Fixing That Free Lunch: When, Where, and Why Synthetic Data Fails in Model-Based Policy Optimization
Brett Barkley, David Fridovich-Keil
TL;DR
This paper analyzes when synthetic data helps Model-Based Policy Optimization (MBPO) and why it fails in the DeepMind Control Suite. It identifies two coupled failure modes—scale mismatches between dynamics and reward targets causing critic underestimation, and residual-target variance inflation—then introduces Fixing That Free Lunch (FTFL), combining Target Unit Normalization and Direct Next-State Prediction to restore learning. FTFL achieves substantial gains, outperforming SAC on five of seven DMC tasks while preserving Gym performance, and Tuned FTFL further boosts results with larger model capacity. The work highlights the importance of task–algorithm mappings and taxonomy-driven remedies for robust RL, illustrating that benchmark choices shape generalization and emphasizing practical deployments beyond aggregate metrics.
Abstract
Synthetic data is a core component of data-efficient Dyna-style model-based reinforcement learning, yet it can also degrade performance. We study when it helps, where it fails, and why, and we show that addressing the resulting failure modes enables policy improvement that was previously unattainable. We focus on Model-Based Policy Optimization (MBPO), which performs actor and critic updates using synthetic action counterfactuals. Despite reports of strong and generalizable sample-efficiency gains in OpenAI Gym, recent work shows that MBPO often underperforms its model-free counterpart, Soft Actor-Critic (SAC), in the DeepMind Control Suite (DMC). Although both suites involve continuous control with proprioceptive robots, this shift leads to sharp performance losses across seven challenging DMC tasks, with MBPO failing in cases where claims of generalization from Gym would imply success. This reveals how environment-specific assumptions can become implicitly encoded into algorithm design when evaluation is limited.
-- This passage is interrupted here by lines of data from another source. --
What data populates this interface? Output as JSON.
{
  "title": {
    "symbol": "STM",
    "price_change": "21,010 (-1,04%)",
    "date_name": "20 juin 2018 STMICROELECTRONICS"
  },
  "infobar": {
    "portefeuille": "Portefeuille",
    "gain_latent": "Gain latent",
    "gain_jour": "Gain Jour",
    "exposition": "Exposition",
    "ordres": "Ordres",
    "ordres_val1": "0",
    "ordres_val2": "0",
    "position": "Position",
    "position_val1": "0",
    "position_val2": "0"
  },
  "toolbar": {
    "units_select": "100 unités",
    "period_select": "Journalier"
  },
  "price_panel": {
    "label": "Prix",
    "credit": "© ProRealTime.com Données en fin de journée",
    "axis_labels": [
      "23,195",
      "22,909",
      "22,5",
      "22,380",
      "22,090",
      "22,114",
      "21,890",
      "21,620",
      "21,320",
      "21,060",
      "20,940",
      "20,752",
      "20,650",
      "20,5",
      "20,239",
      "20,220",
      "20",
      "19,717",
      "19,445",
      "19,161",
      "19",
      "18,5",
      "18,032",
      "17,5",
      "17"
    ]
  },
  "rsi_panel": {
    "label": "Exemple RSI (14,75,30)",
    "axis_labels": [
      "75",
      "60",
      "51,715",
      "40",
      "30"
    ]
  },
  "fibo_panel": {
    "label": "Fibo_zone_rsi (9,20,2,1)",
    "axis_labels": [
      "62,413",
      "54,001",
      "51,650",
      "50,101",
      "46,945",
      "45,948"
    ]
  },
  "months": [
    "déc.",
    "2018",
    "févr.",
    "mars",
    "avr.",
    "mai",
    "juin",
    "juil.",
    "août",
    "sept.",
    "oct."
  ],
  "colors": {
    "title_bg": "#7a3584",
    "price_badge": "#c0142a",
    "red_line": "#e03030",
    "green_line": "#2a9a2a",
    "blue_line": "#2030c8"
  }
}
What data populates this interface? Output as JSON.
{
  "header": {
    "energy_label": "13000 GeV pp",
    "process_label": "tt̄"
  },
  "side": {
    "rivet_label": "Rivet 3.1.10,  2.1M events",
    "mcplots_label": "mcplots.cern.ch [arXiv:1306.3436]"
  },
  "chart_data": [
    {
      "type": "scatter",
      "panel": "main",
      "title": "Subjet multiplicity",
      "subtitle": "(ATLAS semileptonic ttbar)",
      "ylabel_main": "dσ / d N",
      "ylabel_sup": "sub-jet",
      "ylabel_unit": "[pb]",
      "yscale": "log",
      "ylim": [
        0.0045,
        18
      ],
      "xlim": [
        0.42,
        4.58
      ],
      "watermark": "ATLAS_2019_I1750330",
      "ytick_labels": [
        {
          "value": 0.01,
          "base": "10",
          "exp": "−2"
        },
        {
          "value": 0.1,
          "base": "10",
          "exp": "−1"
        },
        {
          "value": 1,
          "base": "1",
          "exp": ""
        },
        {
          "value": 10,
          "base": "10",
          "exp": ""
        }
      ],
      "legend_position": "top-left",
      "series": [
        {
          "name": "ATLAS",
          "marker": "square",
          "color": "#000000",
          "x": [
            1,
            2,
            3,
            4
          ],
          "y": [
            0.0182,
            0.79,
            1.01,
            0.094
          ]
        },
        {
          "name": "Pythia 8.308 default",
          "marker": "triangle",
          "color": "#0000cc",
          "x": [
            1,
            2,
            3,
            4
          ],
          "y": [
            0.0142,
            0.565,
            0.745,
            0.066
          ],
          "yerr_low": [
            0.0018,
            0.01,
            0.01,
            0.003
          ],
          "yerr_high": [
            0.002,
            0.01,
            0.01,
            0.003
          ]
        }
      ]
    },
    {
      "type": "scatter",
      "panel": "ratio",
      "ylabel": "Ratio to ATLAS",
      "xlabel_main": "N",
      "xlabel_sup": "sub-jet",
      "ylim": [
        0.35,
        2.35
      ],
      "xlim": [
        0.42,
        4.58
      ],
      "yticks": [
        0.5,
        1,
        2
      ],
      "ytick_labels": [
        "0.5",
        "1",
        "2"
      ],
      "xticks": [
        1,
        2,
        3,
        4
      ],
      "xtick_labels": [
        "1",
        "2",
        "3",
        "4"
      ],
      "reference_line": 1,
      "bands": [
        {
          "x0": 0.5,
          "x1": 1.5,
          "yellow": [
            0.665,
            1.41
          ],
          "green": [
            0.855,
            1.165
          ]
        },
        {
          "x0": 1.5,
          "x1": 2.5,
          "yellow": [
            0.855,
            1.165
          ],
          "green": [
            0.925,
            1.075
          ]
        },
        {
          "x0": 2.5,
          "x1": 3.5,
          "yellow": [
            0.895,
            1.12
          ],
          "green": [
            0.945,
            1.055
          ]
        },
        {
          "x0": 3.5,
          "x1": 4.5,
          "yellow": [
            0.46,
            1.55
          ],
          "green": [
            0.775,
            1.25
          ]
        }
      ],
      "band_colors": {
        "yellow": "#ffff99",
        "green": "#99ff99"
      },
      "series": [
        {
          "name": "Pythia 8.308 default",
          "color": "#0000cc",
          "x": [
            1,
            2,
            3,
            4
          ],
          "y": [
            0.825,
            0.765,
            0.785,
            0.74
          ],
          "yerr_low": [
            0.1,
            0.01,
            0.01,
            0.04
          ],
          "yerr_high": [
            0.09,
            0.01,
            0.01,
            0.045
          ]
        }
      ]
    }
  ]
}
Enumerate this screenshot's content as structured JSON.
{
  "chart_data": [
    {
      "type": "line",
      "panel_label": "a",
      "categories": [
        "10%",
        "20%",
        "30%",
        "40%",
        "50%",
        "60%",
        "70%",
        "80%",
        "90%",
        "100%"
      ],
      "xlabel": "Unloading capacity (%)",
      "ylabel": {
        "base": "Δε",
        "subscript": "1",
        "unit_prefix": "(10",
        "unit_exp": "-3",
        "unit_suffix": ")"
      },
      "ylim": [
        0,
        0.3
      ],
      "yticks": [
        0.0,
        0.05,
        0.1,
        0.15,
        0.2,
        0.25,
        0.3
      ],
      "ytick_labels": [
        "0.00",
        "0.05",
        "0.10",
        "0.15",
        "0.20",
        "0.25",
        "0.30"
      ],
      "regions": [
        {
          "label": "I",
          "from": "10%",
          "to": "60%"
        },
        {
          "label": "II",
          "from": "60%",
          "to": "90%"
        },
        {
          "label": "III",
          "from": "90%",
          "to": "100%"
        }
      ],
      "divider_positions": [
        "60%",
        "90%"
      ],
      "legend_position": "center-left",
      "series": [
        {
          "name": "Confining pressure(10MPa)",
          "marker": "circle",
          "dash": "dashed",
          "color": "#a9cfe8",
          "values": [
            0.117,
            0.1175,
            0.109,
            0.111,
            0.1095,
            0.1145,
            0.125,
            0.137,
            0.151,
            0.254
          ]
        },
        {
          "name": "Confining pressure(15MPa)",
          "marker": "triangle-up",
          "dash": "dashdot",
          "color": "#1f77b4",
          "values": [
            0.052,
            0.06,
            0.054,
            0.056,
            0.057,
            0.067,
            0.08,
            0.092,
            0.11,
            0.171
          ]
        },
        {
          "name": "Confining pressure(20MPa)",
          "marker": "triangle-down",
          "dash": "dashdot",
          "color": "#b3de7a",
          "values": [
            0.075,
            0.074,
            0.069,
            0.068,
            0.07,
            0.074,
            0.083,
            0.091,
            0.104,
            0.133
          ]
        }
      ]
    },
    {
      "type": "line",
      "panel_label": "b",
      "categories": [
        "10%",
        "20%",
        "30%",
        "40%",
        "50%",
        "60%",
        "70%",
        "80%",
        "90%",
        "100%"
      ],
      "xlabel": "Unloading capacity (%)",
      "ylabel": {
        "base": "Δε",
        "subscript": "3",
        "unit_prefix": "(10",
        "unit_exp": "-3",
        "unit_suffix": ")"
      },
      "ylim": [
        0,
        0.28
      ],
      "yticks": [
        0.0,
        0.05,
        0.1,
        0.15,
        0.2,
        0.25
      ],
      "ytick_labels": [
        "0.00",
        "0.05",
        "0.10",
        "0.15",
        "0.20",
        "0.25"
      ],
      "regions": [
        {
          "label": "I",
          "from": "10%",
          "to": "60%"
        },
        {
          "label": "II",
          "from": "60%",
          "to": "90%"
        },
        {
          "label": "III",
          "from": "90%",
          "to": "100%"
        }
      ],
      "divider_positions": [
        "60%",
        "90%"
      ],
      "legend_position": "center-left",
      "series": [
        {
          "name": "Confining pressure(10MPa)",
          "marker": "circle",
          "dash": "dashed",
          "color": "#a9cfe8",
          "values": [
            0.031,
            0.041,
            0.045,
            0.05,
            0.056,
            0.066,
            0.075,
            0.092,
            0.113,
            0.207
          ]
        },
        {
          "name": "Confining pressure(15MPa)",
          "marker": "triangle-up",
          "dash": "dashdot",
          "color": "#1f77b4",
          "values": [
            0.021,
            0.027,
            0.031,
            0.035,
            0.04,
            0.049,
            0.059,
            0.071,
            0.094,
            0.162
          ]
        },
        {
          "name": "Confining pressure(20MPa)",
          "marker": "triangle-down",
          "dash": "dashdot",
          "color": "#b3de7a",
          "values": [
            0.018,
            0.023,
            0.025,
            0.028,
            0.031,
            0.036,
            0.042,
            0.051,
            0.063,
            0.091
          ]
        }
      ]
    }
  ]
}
We identify two coupled issues behind these failures: scale mismatches between dynamics and reward models that induce critic underestimation and hinder policy improvement during model-policy coevolution, and a poor choice of target representation that inflates model variance and produces error-prone rollouts. Addressing these failure modes enables policy improvement where none was previously possible, allowing MBPO to outperform SAC in five of seven tasks while preserving the strong performance previously reported in OpenAI Gym. Rather than aiming only for incremental average gains, we hope our findings motivate the community to develop taxonomies that tie MDP task- and environment-level structure to algorithmic failure modes, pursue unified solutions where possible, and clarify how benchmark choices ultimately shape the conditions under which algorithms generalize.